4. Review of Related Chemical Concepts
   1. Entropy:
      1. Roughly defined as disorder.
      2. Organisms are highly ordered structures, possessing low entropy compared to their surroundings.
      3. In accordance with the Second Law of Thermodynamics (entropy of the universe is always increasing), organisms maintain their high order by increasing the disorder of their non-living surroundings.
   2. Orbitals and Electron Shells:
      1. Orbitals: The smallest spaces where electrons are found; they are members of subshells.

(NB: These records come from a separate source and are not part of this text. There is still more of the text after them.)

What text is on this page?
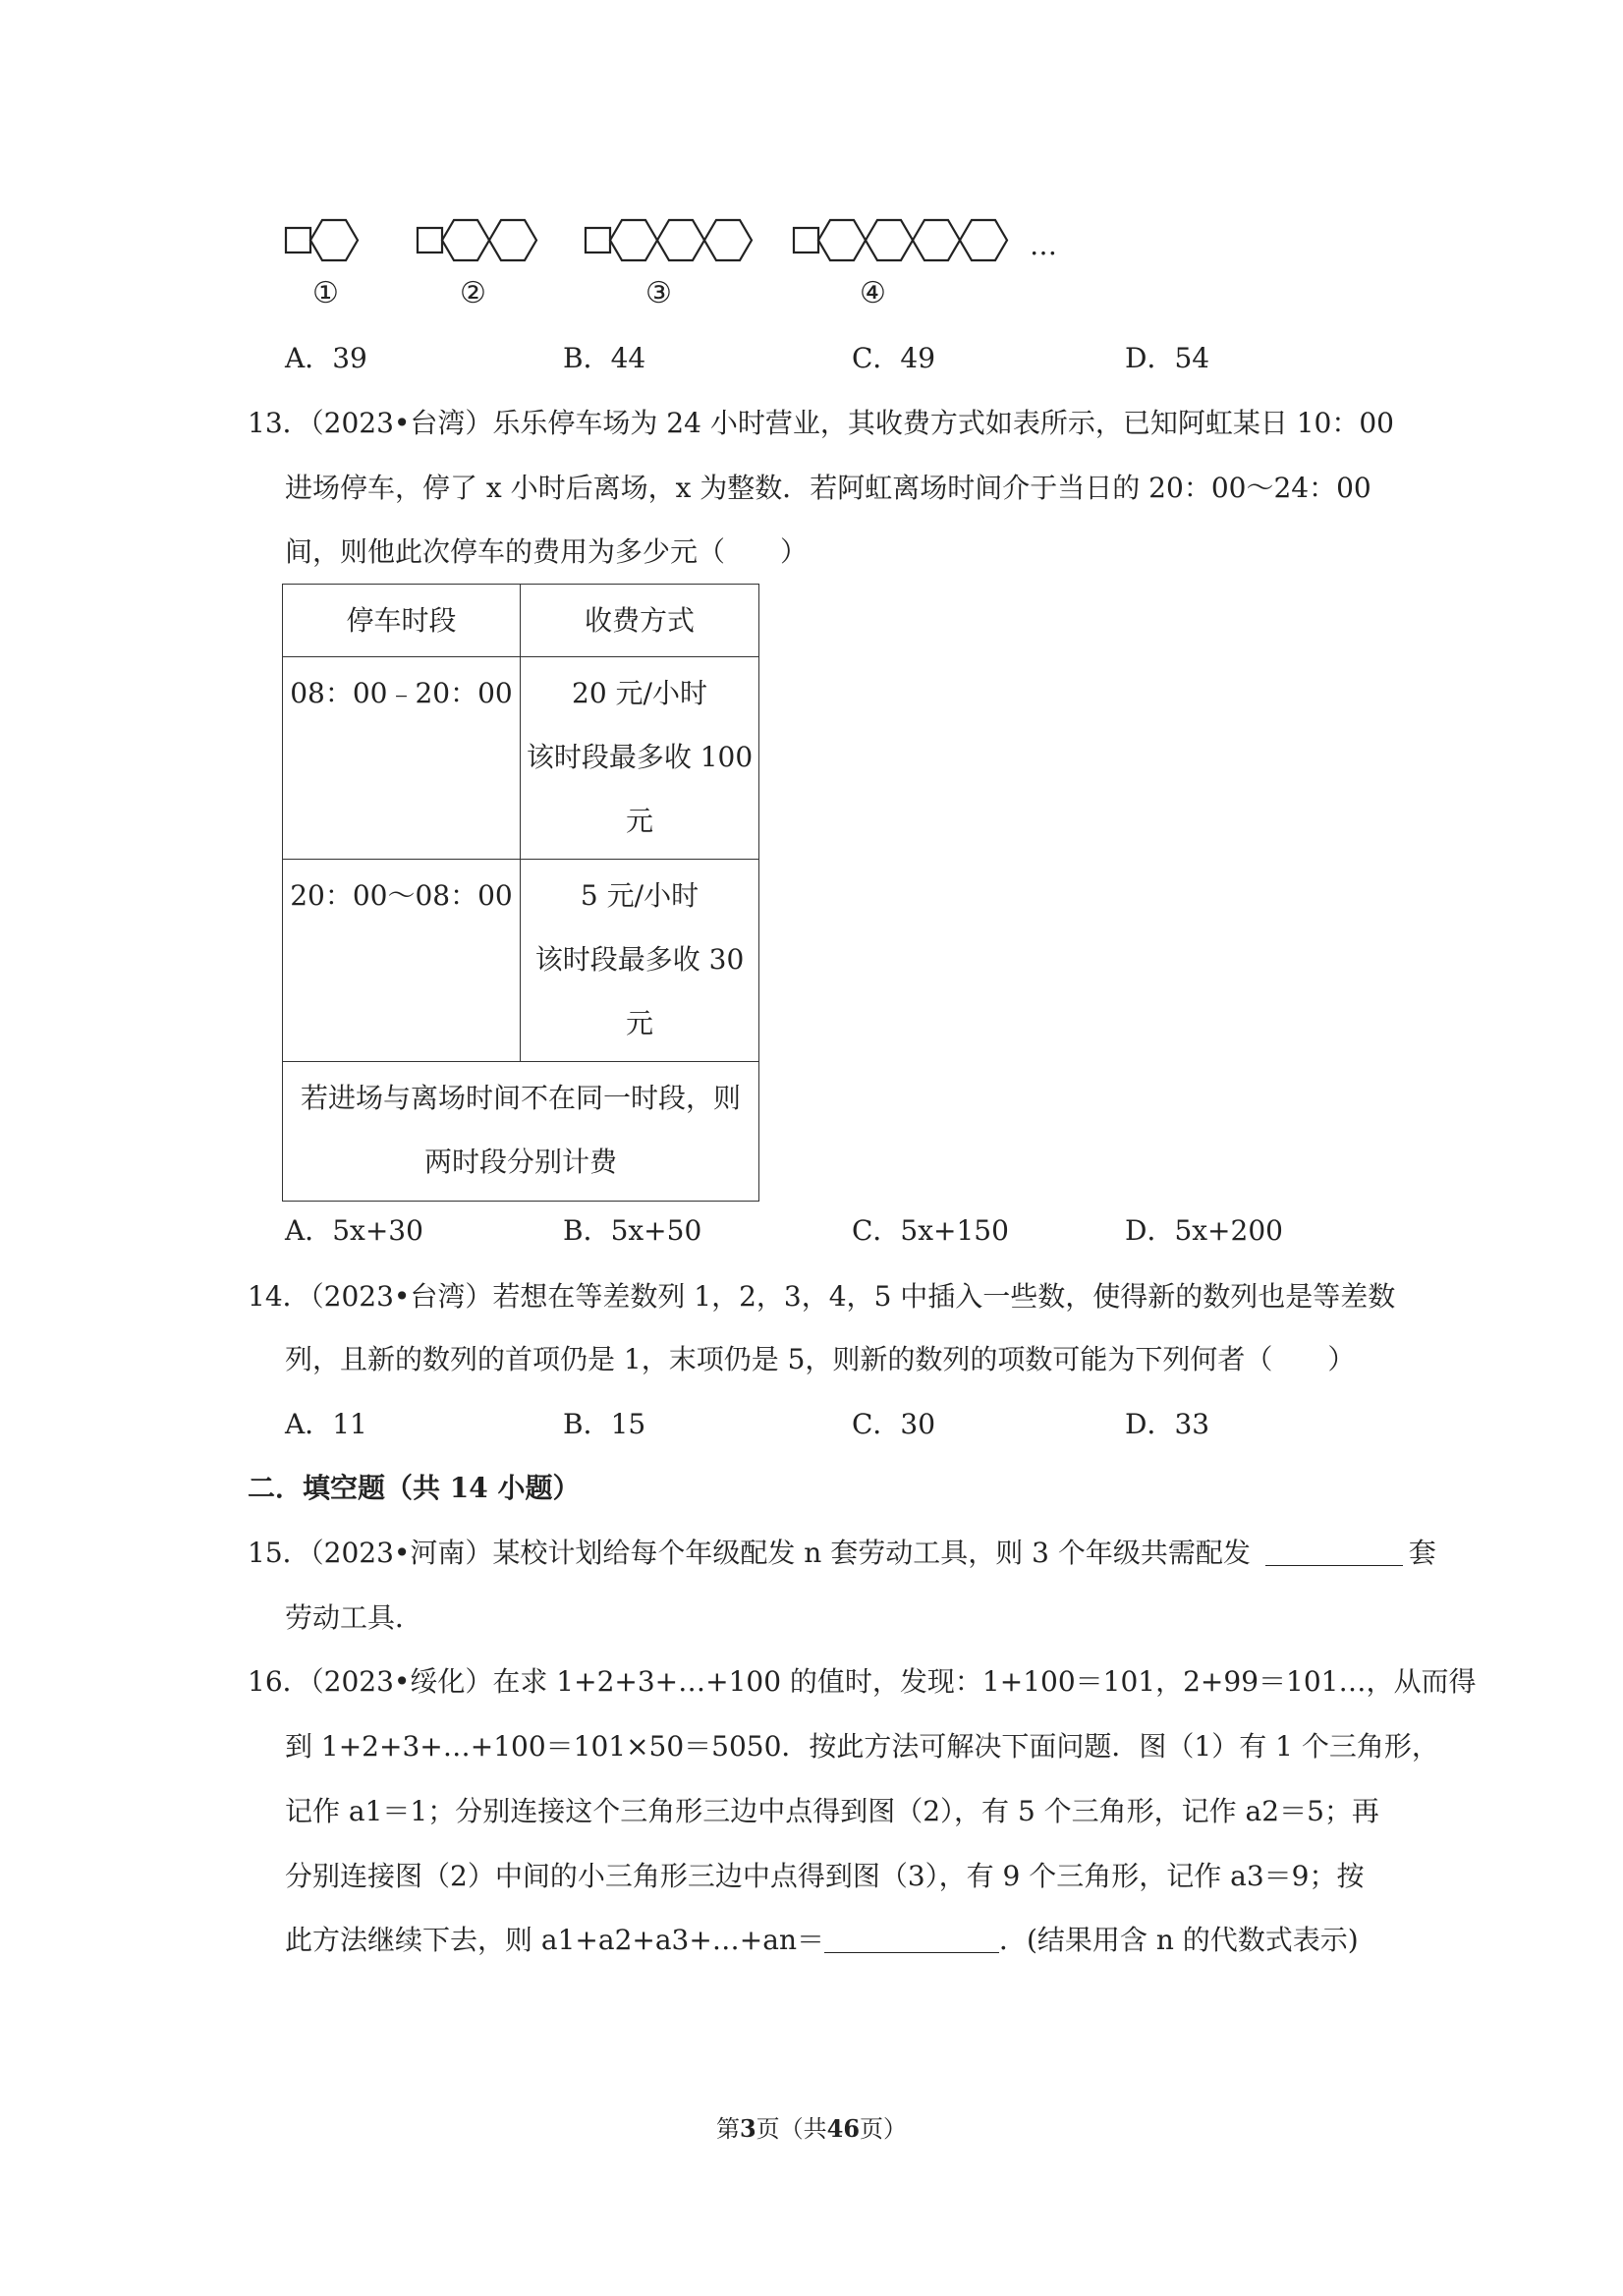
①	②	③	④
…
A．39	B．44	C．49	D．54
13．（2023•台湾）乐乐停车场为 24 小时营业，其收费方式如表所示，已知阿虹某日 10：00
进场停车，停了 x 小时后离场，x 为整数．若阿虹离场时间介于当日的 20：00～24：00
间，则他此次停车的费用为多少元（　　）
停车时段	收费方式
08：00﹣20：00	20 元/小时
该时段最多收 100
元

20：00～08：00	5 元/小时
该时段最多收 30
元

若进场与离场时间不在同一时段，则
两时段分别计费	
A．5x+30	B．5x+50	C．5x+150	D．5x+200
14．（2023•台湾）若想在等差数列 1，2，3，4，5 中插入一些数，使得新的数列也是等差数
列，且新的数列的首项仍是 1，末项仍是 5，则新的数列的项数可能为下列何者（　　）
A．11	B．15	C．30	D．33
二．填空题（共 14 小题）
15．（2023•河南）某校计划给每个年级配发 n 套劳动工具，则 3 个年级共需配发	套
劳动工具．
16．（2023•绥化）在求 1+2+3+…+100 的值时，发现：1+100＝101，2+99＝101…，从而得
到 1+2+3+…+100＝101×50＝5050．按此方法可解决下面问题．图（1）有 1 个三角形，
记作 a1＝1；分别连接这个三角形三边中点得到图（2），有 5 个三角形，记作 a2＝5；再
分别连接图（2）中间的小三角形三边中点得到图（3），有 9 个三角形，记作 a3＝9；按
此方法继续下去，则 a1+a2+a3+…+an＝	．(结果用含 n 的代数式表示)
第3页（共46页）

      2. Subshells are larger spaces composed of orbitals, and subshells themselves make up even larger spaces called shells or energy levels.
      3. Types discussed: s-orbitals (spherical shape) and p-orbitals (dumbbell shape).

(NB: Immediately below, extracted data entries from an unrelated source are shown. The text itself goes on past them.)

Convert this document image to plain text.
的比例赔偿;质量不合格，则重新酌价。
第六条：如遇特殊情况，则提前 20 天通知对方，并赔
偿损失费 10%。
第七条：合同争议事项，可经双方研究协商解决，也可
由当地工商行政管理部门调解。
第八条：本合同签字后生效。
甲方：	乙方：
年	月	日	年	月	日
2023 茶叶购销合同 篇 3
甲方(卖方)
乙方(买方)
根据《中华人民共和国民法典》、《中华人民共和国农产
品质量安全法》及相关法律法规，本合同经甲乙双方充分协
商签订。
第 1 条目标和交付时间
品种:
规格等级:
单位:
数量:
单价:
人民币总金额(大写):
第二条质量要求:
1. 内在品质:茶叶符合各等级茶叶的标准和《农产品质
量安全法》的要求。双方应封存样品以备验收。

      4. Each orbital can hold at most two electrons.
      5. Electron Shells/Energy Levels: Correspond to periods (rows) on the periodic table.

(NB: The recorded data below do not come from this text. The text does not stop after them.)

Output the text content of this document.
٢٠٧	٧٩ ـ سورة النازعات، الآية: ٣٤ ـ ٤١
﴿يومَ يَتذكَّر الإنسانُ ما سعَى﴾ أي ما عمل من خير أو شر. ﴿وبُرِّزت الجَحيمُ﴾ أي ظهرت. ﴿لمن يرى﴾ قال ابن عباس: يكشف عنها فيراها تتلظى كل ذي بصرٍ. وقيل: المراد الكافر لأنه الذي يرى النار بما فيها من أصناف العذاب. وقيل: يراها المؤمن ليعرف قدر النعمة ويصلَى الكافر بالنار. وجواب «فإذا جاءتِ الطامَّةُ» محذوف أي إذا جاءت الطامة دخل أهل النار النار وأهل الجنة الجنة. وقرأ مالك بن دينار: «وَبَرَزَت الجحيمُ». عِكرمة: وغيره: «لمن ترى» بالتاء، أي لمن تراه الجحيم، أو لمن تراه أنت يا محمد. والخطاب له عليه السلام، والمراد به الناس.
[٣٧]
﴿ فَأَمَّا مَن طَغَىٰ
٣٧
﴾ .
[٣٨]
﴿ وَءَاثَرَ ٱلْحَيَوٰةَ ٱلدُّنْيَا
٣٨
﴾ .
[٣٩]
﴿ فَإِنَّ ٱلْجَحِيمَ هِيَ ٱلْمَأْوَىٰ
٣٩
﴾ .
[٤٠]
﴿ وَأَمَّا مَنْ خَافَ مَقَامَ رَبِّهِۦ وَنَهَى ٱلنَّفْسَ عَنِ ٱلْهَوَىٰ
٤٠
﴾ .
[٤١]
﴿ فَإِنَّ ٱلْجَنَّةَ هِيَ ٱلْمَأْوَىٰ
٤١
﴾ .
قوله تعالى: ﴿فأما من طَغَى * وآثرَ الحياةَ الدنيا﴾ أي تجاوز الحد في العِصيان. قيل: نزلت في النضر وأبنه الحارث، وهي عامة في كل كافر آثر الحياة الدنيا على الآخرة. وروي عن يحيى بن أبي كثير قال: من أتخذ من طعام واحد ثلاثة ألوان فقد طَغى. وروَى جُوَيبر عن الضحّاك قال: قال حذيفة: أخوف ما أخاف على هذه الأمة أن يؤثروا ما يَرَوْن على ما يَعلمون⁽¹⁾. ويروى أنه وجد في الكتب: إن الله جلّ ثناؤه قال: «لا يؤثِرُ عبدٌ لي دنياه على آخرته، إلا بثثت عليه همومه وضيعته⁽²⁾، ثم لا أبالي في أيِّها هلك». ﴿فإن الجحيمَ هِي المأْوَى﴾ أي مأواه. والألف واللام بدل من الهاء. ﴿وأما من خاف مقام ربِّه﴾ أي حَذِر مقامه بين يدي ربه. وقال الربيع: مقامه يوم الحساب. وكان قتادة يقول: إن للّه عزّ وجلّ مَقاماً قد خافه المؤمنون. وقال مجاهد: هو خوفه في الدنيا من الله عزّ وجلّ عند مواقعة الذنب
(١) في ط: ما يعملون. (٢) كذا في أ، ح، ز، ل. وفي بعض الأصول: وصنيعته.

         1. First shell (Period 1) contains one s-orbital, holding a maximum of 2 electrons.
         2. Second shell (Period 2) contains one s-orbital and three p-orbitals (total of four orbitals), holding a maximum of 8 electrons.
   3. Valence Electrons vs. Valence:
      1. Valence electrons: The electrons located in the outermost shell of an atom.
      2. Valence: The number of additional electrons an atom needs to fill its outer shell. For non-metals, it also indicates the number of covalent bonds the atom will typically form.
         1. Example: Oxygen has six valence electrons and a valence of two, meaning it forms two covalent bonds.
   4. Ions:
      1. Charged atoms.
      2. Anion: A negatively charged ion, formed when an atom gains one or more electrons.
      3. Cation: A positively charged ion, formed when an atom loses one or more electrons.
      4. Metals typically form cations by losing their valence electrons (e.g., Group 1 metals lose one electron to form a +1 cation; Group 2 metals lose two electrons to form a +2 cation).
   5. Ionic Bonds and Salts:
      1. Salt: Another term for an ionic compound.
      2. The smallest possible bit of a salt is called a formula unit (in contrast to a molecule for covalent compounds).
      3. Example: Magnesium fluoride (MgF₂) has a formula unit consisting of one magnesium ion (Mg²⁺) and two fluoride ions (F^-).
   6. Autoionization of Water:
      1. Refers to the self-ionization of water molecules.
      2. A small fraction of water molecules (H₂O) spontaneously split into a hydrogen ion (H⁺) (also called a proton) and a hydroxide ion (OH^-).
      3. This process is reversible.
      4. In pure water at a specific temperature, the concentration of both H⁺ and OH^- is 1 x 10^-7 M, which is the basis for pH 7 on the pH scale.